Canterbury Waste Services Limited (owned by Waste Management NZ) is the main contractor operating at these sites.

With the Global Financial Crisis and its impact on the economy behind us the 2013/14 year saw record tonnages of solid waste being disposed of at Kate Valley. 311,000 tonnes in total – 18% more than last year. Burwood Resource Recovery Park also received an unexpected level of demolition waste for processing (over 10,000 tonnes a month).

Transwaste made a substantial profit last year. It paid its shareholders $10,673,000 (up from $6.9m the year before). Ashburton's dividend was $320,000 ($207,000 received the previous year).

As the Ashburton economy and district grows so too does the amount of waste it creates. Our records show that we sent over 10,200 tonnes of waste to Kate Valley in 2013/14.  That is up on 9,000 tonnes the year before and 8,200 tonnes the year before that. However, we are diverting a greater percentage of our waste from the landfill than we have previously. Last year we diverted 6,490 tonnes of waste or 39% of it. The year before 4,700 tonnes of waste was diverted (34%), and the year before that 3,940 tonnes (32%).

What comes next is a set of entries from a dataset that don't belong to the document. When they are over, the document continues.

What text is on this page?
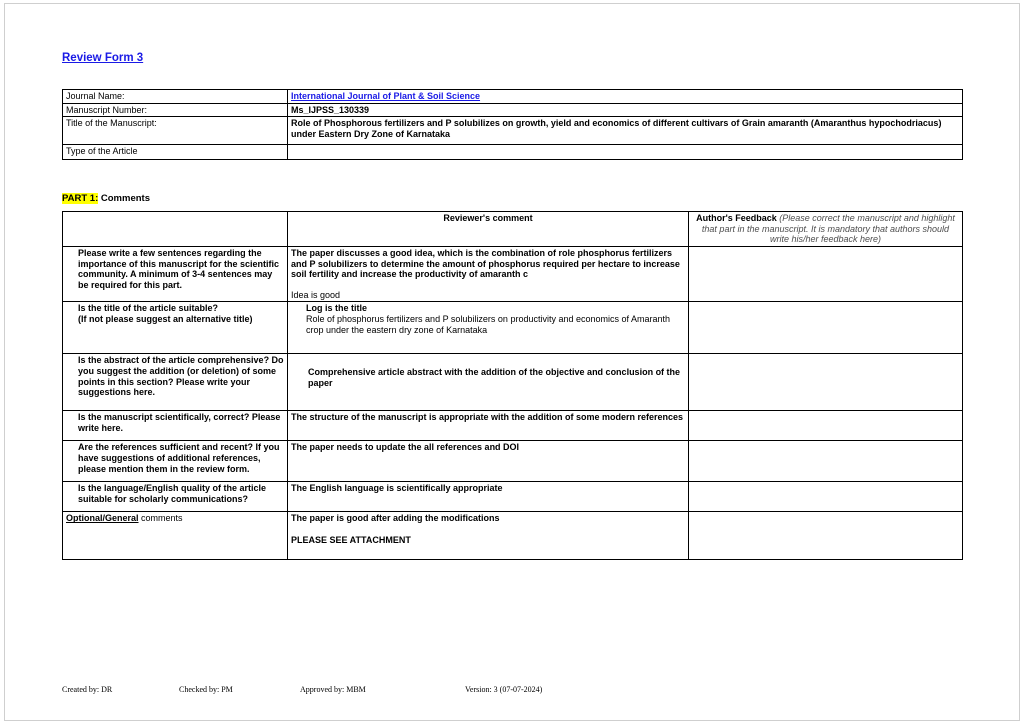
Review Form 3
Journal Name:	International Journal of Plant & Soil Science
Manuscript Number:	Ms_IJPSS_130339
Title of the Manuscript:	Role of Phosphorous fertilizers and P solubilizes on growth, yield and economics of different cultivars of Grain amaranth (Amaranthus hypochodriacus) under Eastern Dry Zone of Karnataka
Type of the Article	
PART 1: Comments
	Reviewer's comment	Author's Feedback (Please correct the manuscript and highlight that part in the manuscript. It is mandatory that authors should write his/her feedback here)
Please write a few sentences regarding the importance of this manuscript for the scientific community. A minimum of 3-4 sentences may be required for this part.	The paper discusses a good idea, which is the combination of role phosphorus fertilizers and P solubilizers to determine the amount of phosphorus required per hectare to increase soil fertility and increase the productivity of amaranth c
Idea is good	

Is the title of the article suitable?
(If not please suggest an alternative title)

Log is the title
Role of phosphorus fertilizers and P solubilizers on productivity and economics of Amaranth crop under the eastern dry zone of Karnataka

Is the abstract of the article comprehensive? Do you suggest the addition (or deletion) of some points in this section? Please write your suggestions here.	Comprehensive article abstract with the addition of the objective and conclusion of the paper	
Is the manuscript scientifically, correct? Please write here.	The structure of the manuscript is appropriate with the addition of some modern references	
Are the references sufficient and recent? If you have suggestions of additional references, please mention them in the review form.	The paper needs to update the all references and DOI	
Is the language/English quality of the article suitable for scholarly communications?	The English language is scientifically appropriate	
Optional/General comments	The paper is good after adding the modifications
PLEASE SEE ATTACHMENT	

Created by: DR	Checked by: PM	Approved by: MBM	Version: 3 (07-07-2024)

Gate fees at the Landfill cost the Council $1,086,923. There is also the cost of trucking our waste to Kate Valley - $457,491 last year. Under the operating agreement the Council gets back what's called a transportation equalisation payment each year. That amounted to a $144,000 refund for the Council ($127,000 the previous year).

When Kate Valley Landfill is closed sometime around 2040 it will require ongoing aftercare. One revenue stream Transwaste is now developing to pay for some of this aftercare work is gas extraction and utilisation. Last year the Company installed two 1 MW generators at the Landfill at a cost of $2.5m. The generators will supply electricity for the operation of the Landfill and for North Canterbury homes. Expanded gas production and electricity generation is planned next year.

Gill Cox is the Chairman of Transwaste. The Company has 8 Directors. They were paid $200,000 in total for their year's work and will receive $237,840 in fees for the year ending 30 June 2015.

Audit New Zealand charged $72,491 to audit the Company's Annual Report for 2014.